"The Finnish affinity with nature demands a counterbalance to the everyday apartment: the summer cottage or Mökki. It is quite true to say the Finnish live their real life in their cottage." - Tapio Periäinen, director of the Finnish Society of Crafts and Design
The Finnish term "Mökki" describes a small cottage by the lake – a quiet retreat surrounded only by nature. Without luxury, reduced to the essential the Mökki traditionally links the urban everyday life to the rural closeness with nature. Far away from civilization at the end of a multi-hour trip from Helsinki lies the Mökki Santara. It is a peaceful place, embedded in the heart of Karelia amidst the endless wilderness of forests and lakes.
Following traditional spatial concepts, the Mökki divides the functions living and cleaning into two separate volumes. Slightly elevated on a connecting platform these volumes open to the southwest, overviewing Lake Santara. The simple, archetypal buildings offer a unique and contemporary interpretation of the Mökki typology. In its closed state, the volumes appear as black, archaic monoliths. The interior contrasts the outward appearance with a light and warm flowing sequence of rooms. White and untreated wooden surfaces divide the kitchen, living and sleeping area into different zones. The exclusive use of regional and sustainable materials emphasizes the site-specific approach. The spruce timber for the Mökki was sourced and dried on location and now provides for the comforting atmosphere, even when it is -30° C outside.
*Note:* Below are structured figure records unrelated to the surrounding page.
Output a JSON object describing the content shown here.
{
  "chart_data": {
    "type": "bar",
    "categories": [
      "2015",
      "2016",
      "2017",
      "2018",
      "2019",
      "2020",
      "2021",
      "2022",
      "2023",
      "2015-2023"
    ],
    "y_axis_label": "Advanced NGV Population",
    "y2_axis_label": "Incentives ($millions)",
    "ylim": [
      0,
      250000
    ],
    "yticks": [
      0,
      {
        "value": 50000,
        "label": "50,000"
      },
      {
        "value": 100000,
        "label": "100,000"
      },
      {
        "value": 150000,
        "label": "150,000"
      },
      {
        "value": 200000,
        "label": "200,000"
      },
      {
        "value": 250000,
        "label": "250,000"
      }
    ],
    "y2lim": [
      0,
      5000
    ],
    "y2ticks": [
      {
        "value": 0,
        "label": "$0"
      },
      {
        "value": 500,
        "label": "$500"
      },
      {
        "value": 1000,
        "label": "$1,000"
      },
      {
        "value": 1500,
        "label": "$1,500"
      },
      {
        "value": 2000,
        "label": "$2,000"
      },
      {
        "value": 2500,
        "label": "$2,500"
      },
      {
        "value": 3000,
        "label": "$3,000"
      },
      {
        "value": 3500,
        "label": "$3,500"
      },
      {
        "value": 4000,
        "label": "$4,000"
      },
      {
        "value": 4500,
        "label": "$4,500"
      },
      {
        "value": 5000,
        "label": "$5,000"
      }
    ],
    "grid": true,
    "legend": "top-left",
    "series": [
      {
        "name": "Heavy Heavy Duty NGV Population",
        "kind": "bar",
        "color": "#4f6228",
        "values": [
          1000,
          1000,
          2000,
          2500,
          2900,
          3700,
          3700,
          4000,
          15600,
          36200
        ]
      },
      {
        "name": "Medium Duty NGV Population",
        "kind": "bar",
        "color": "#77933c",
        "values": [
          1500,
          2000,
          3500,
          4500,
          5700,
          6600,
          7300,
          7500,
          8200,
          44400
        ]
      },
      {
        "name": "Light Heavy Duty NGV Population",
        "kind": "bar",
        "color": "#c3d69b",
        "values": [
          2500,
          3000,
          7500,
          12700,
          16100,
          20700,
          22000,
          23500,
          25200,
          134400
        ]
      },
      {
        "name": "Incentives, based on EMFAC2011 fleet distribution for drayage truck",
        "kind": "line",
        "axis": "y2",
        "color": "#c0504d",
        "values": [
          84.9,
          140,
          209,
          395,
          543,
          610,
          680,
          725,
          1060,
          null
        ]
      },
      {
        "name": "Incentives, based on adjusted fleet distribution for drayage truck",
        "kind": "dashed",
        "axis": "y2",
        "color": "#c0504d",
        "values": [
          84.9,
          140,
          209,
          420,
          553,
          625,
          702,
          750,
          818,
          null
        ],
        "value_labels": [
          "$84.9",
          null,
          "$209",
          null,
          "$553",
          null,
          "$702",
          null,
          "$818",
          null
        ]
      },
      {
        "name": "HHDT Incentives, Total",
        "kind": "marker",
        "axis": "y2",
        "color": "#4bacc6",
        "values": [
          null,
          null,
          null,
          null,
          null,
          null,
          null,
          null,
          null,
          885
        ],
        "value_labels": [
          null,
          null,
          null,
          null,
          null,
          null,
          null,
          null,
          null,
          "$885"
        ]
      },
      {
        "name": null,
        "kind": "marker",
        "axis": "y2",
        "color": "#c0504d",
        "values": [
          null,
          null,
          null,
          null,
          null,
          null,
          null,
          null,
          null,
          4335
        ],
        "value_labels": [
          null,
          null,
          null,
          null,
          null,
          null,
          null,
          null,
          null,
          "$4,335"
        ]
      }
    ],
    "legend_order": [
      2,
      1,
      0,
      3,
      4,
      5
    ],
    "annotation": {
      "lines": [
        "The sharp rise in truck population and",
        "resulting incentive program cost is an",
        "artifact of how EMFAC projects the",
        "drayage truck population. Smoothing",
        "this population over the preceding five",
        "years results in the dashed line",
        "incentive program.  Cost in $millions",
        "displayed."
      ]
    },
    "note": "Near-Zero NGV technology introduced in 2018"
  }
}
The prefabrication of the supporting construction elements, as well as the windows, doors and built-in furniture, made it possible to complete the construction of the Mökki Santara in only 8 weeks by a finely tuned team of craftsmen. The beveled siding of the timber frame walls continues on the roof, creating a fifth facade with hidden waterproofing beneath. “Invisible” details such as flush mount sheds and the seamless transition of verge and eaves support the clean, elegant and abstract form of the Mökki. This precise detailing is reflected on the inside as furniture and construction merge. The result of this cautious yet somehow natural approach to design and construction: a gentle architecture for a quiet scenery.